When the opera started members of the orchestra were wearing T-shirts emblazoned with the slogan Save our WNO, as were members of the chorus during the triumphant curtain call.

And what a loss it would be if WNO is forced to curtail its programme of operas after a stunning production of Verdi’s masterpiece about betrayal and revenge. This was a deeply grotesque portrayal of life in a dissolute court and the debauched love life of Raffaele Abete’s Duke in a new production setting the action back in the time it was meant to portray. Italian tenor Abete was called in at short notice to sing the role and played and sang a dissolute Duke with aplomb.

Director Adele Thomas is to take over the reins of the troubled opera company as general director but her debut production as a director shows the company will not be short of inspiration from her creativity at staging well-worn and familiar operas.

The opening scene with two near-naked men fighting each other on a large table set the scene for a series of grotesque scenes that captured vividly the decadence of the Duke’s court.

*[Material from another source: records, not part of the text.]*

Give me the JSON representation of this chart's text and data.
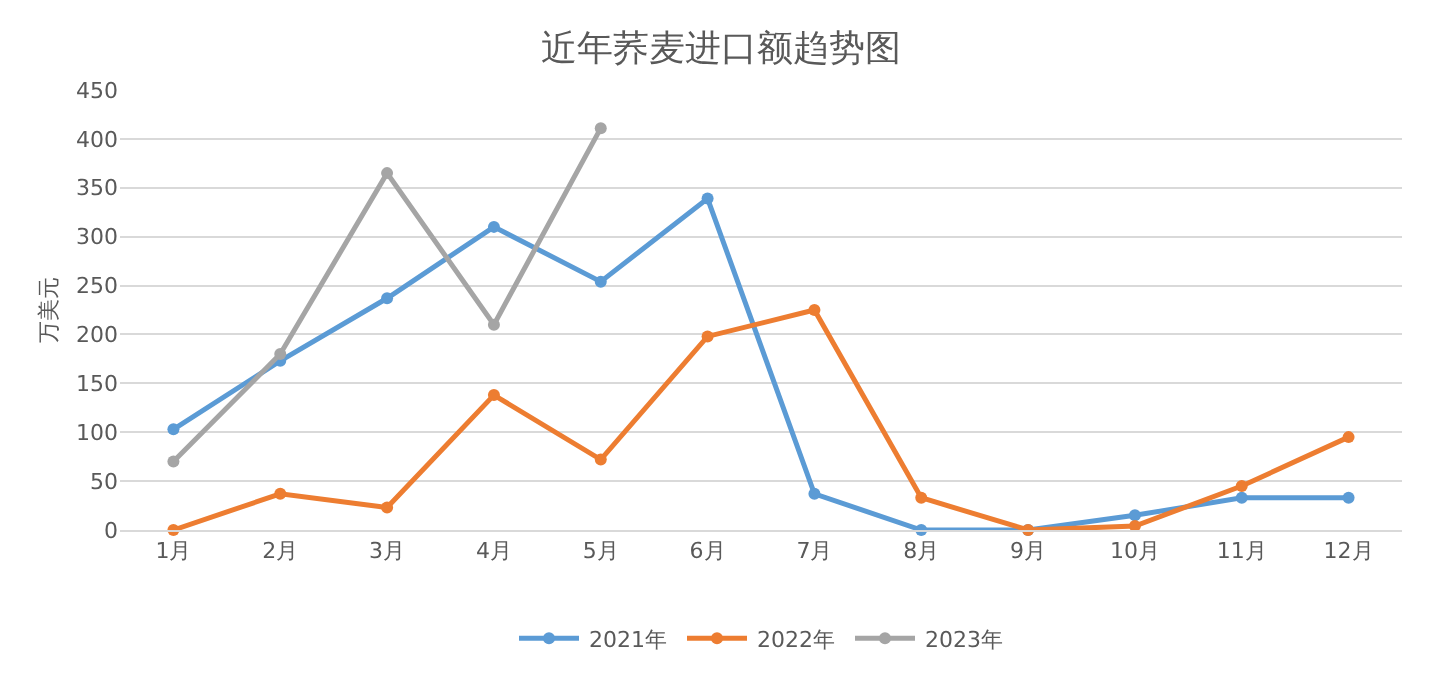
{
  "chart_data": {
    "type": "line",
    "title": "近年荞麦进口额趋势图",
    "ylabel": "万美元",
    "categories": [
      "1月",
      "2月",
      "3月",
      "4月",
      "5月",
      "6月",
      "7月",
      "8月",
      "9月",
      "10月",
      "11月",
      "12月"
    ],
    "series": [
      {
        "name": "2021年",
        "color": "#5b9bd5",
        "values": [
          103,
          173,
          237,
          310,
          254,
          339,
          37,
          0,
          0,
          15,
          33,
          33
        ]
      },
      {
        "name": "2022年",
        "color": "#ed7d31",
        "values": [
          0,
          37,
          23,
          138,
          72,
          198,
          225,
          33,
          0,
          4,
          45,
          95
        ]
      },
      {
        "name": "2023年",
        "color": "#a5a5a5",
        "values": [
          70,
          180,
          365,
          210,
          411,
          null,
          null,
          null,
          null,
          null,
          null,
          null
        ]
      }
    ],
    "ylim": [
      0,
      450
    ],
    "yticks": [
      0,
      50,
      100,
      150,
      200,
      250,
      300,
      350,
      400,
      450
    ],
    "grid": "y",
    "legend": "bottom",
    "marker": "circle",
    "line_style": "solid"
  }
}
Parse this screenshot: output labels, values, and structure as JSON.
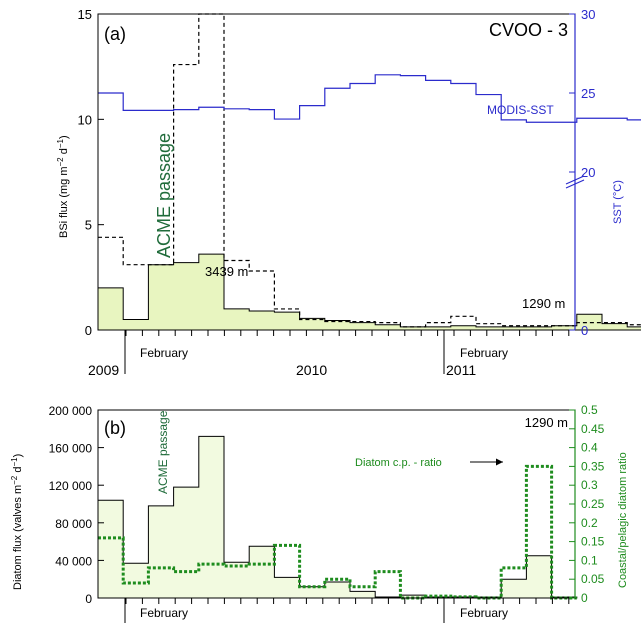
{
  "chart_data": [
    {
      "type": "line",
      "panel_label": "(a)",
      "station_label": "CVOO - 3",
      "ylabel_parts": [
        "BSi flux (mg m",
        "−2",
        " d",
        "−1",
        ")"
      ],
      "ylim": [
        0,
        15
      ],
      "yticks": [
        "0",
        "5",
        "10",
        "15"
      ],
      "y2label": "SST (°C)",
      "y2ticks": [
        "0",
        "20",
        "25",
        "30"
      ],
      "x_tick_labels": [
        "2009",
        "February",
        "2010",
        "2011",
        "February"
      ],
      "annotations": {
        "acme": "ACME passage",
        "depth_deep": "3439 m",
        "depth_shallow": "1290 m",
        "sst": "MODIS-SST"
      },
      "colors": {
        "sst": "#2b2bcc",
        "fill": "#e8f5c0",
        "acme": "#1f6b3a"
      },
      "series": [
        {
          "name": "3439 m",
          "style": "dashed",
          "values": [
            4.4,
            3.1,
            3.1,
            12.6,
            15.0,
            3.3,
            2.8,
            1.0,
            0.5,
            0.4,
            0.4,
            0.35,
            0.15,
            0.35,
            0.65,
            0.3,
            0.2,
            0.2,
            0.2,
            0.35,
            0.35,
            0.25
          ]
        },
        {
          "name": "1290 m",
          "style": "filled",
          "values": [
            2.0,
            0.5,
            3.1,
            3.2,
            3.6,
            1.0,
            0.9,
            0.85,
            0.55,
            0.45,
            0.35,
            0.25,
            0.15,
            0.15,
            0.2,
            0.15,
            0.15,
            0.15,
            0.2,
            0.75,
            0.3,
            0.15
          ]
        },
        {
          "name": "MODIS-SST",
          "style": "line",
          "values": [
            25.0,
            23.9,
            23.9,
            23.95,
            24.1,
            24.0,
            23.95,
            23.35,
            24.2,
            25.3,
            25.6,
            26.15,
            26.1,
            25.8,
            25.6,
            24.9,
            23.3,
            23.15,
            23.15,
            23.4,
            23.4,
            23.3
          ]
        }
      ]
    },
    {
      "type": "bar",
      "panel_label": "(b)",
      "depth_label": "1290 m",
      "ylabel_parts": [
        "Diatom flux (valves m",
        "−2",
        " d",
        "−1",
        ")"
      ],
      "ylim": [
        0,
        200000
      ],
      "yticks": [
        "0",
        "40 000",
        "80 000",
        "120 000",
        "160 000",
        "200 000"
      ],
      "y2label": "Coastal/pelagic diatom ratio",
      "y2lim": [
        0,
        0.5
      ],
      "y2ticks": [
        "0",
        "0.05",
        "0.1",
        "0.15",
        "0.2",
        "0.25",
        "0.3",
        "0.35",
        "0.4",
        "0.45",
        "0.5"
      ],
      "x_tick_labels": [
        "2009",
        "February",
        "2010",
        "2011",
        "February"
      ],
      "annotations": {
        "acme": "ACME passage",
        "ratio": "Diatom c.p. - ratio"
      },
      "colors": {
        "ratio": "#1e8c1e",
        "fill": "#f2fae0",
        "acme": "#1f6b3a"
      },
      "series": [
        {
          "name": "Diatom flux",
          "style": "filled",
          "values": [
            104000,
            37000,
            98000,
            118000,
            172000,
            38000,
            55000,
            22000,
            12000,
            17000,
            7000,
            1000,
            3000,
            1000,
            1000,
            1000,
            20000,
            45000,
            1000
          ]
        },
        {
          "name": "Diatom c.p. - ratio",
          "style": "dotted",
          "values": [
            0.16,
            0.04,
            0.08,
            0.07,
            0.09,
            0.085,
            0.09,
            0.14,
            0.03,
            0.05,
            0.03,
            0.07,
            0.0,
            0.005,
            0.003,
            0.0,
            0.08,
            0.35,
            0.0
          ]
        }
      ]
    }
  ]
}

Daniel Luis de Vicente’s court jester Rigoletto is repugnant and is happy to dish out abuse to others and laugh at the misuse of women by his master.

When the Duke’s courtiers decide to take Rigoletto down a peg after his barbed jests upset Paul Carey Jones’s Monterone, they mistakenly think he has a mistress and decide to kidnap her for their depraved master to enjoy, and the twist in the plot is that this is Rigoletto’s heavily protected daughter Gilda, who he has kept hidden from the court. Sorayah Mafi is sublime as the young and innocent Gilda and the purity of her singing makes her the only engaging character.

The Duke has spotted Gilda on the way to church and pretends to be a penniless student to gain her trust and seduce her. Mafi’s exuberance at being told the student is in love with her was a fabulous moment as she danced around the stage in glee, but matters take a dark turn after her kidnap when she finds out her student is the Duke who takes his pleasure and casually abandons her.

Rigoletto vows vengeance and hires French bass Nathanael Tavernier’s Sparafucile, a paid assassin, to kill the Duke. Tavernier’s killer is a truly frightening character with his white make-up, leering smile and moves chillingly around the stage.

This is a superb production and will thrill and repulse in equal measure, but is well worth a visit.